Mais les chercheurs ne s’arrêtent pas là. Il leur faut des preuves plus solides, des témoignages humains.

L’Expérience Décisive : 11 Patients Sous Surveillance
Les preuves humaines arrivent rapidement. Les scientifiques recrutent 11 patients atteints de maladies inflammatoires de l’intestin. Ces volontaires deviennent les témoins cruciaux de cette enquête médicale. Leur profil n’est pas anodin : ces pathologies constituent un facteur de risque majeur du cancer colorectal.
L’analyse devient titanesque. Plus de 100 types de bactéries intestinales sont extraites de leurs selles et passées au crible. Chaque souche subit une batterie de tests impitoyables. Les chercheurs traquent la moindre trace de génotoxicité.
Les résultats tombent comme un couperet. 18 souches bactériennes endommagent le matériel génétique sur trois espèces uniques. La confirmation est glaçante : ces micro-organismes attaquent bel et bien notre ADN.

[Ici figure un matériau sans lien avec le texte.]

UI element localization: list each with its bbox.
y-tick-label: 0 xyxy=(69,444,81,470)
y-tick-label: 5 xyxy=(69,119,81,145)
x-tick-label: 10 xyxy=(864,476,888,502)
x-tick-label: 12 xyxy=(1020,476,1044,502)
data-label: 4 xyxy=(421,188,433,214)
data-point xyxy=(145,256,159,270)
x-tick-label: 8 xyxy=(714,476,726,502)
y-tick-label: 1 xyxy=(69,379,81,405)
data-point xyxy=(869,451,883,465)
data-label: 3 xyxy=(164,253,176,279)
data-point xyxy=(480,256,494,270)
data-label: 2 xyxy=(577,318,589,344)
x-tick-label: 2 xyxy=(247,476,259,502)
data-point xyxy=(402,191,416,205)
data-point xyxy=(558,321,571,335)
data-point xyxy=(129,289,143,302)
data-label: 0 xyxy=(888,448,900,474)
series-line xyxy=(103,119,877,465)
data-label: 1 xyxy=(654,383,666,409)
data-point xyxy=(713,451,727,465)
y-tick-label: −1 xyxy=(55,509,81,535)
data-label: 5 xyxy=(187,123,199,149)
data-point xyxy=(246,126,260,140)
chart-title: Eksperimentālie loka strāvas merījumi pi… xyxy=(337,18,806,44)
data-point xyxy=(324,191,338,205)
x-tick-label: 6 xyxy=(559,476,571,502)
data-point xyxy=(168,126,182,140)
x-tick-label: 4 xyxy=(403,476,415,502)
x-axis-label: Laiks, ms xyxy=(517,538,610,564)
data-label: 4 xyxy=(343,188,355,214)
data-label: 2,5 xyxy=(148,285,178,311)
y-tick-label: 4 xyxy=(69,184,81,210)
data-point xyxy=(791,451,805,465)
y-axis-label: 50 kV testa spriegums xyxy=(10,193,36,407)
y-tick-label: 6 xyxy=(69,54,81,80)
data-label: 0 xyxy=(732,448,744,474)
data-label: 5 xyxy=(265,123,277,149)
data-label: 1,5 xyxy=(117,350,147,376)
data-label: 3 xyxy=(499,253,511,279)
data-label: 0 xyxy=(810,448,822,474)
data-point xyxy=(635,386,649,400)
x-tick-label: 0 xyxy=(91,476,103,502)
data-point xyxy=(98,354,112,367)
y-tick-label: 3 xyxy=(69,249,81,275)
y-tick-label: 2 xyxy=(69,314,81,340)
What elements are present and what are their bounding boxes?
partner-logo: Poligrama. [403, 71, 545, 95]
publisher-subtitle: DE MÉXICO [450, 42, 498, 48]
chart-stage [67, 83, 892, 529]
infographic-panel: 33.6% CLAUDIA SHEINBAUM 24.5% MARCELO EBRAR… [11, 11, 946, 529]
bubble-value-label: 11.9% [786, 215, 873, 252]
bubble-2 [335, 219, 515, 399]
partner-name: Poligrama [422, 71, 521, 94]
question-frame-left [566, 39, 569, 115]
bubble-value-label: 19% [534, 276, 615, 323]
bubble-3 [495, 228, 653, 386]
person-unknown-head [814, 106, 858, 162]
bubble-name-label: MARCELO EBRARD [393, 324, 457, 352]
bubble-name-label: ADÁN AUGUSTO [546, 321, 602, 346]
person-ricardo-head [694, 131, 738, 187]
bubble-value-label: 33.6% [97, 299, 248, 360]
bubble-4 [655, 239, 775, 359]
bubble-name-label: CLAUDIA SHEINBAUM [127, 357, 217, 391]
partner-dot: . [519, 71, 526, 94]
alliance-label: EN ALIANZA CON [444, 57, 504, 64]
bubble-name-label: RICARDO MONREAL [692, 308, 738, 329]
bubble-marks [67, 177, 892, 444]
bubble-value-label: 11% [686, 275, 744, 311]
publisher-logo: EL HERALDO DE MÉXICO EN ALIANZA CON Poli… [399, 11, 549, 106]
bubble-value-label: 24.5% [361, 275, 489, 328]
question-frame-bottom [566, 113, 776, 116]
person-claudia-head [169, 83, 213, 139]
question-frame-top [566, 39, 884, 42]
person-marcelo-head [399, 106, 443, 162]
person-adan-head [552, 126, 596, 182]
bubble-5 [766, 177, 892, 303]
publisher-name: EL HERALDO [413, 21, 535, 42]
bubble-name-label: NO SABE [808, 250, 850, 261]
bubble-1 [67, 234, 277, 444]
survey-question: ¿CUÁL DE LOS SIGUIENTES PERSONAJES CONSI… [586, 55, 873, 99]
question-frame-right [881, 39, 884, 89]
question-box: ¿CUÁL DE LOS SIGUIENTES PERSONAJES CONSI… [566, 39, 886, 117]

« Nous avons constaté que diverses souches bactériennes isolées de patients atteints de maladies chroniques de l’intestin présentaient des activités endommageant l’ADN et nous avons découvert qu’une famille de génotoxines précédemment non décrite, appelée les indolimines, étaient produites par les espèces M. morganii », détaillent les chercheurs.
L’étau se resserre autour du suspect principal. Morganella morganii produit effectivement ces fameuses indolimines chez l’humain. La bactérie ne se contente plus d’être présente dans nos intestins malades. Elle fabrique activement ses armes chimiques, transformant notre flore intestinale en usine à toxines.
Cette expérience humaine scelle le destin de la recherche. Les scientifiques tiennent enfin leur coupable.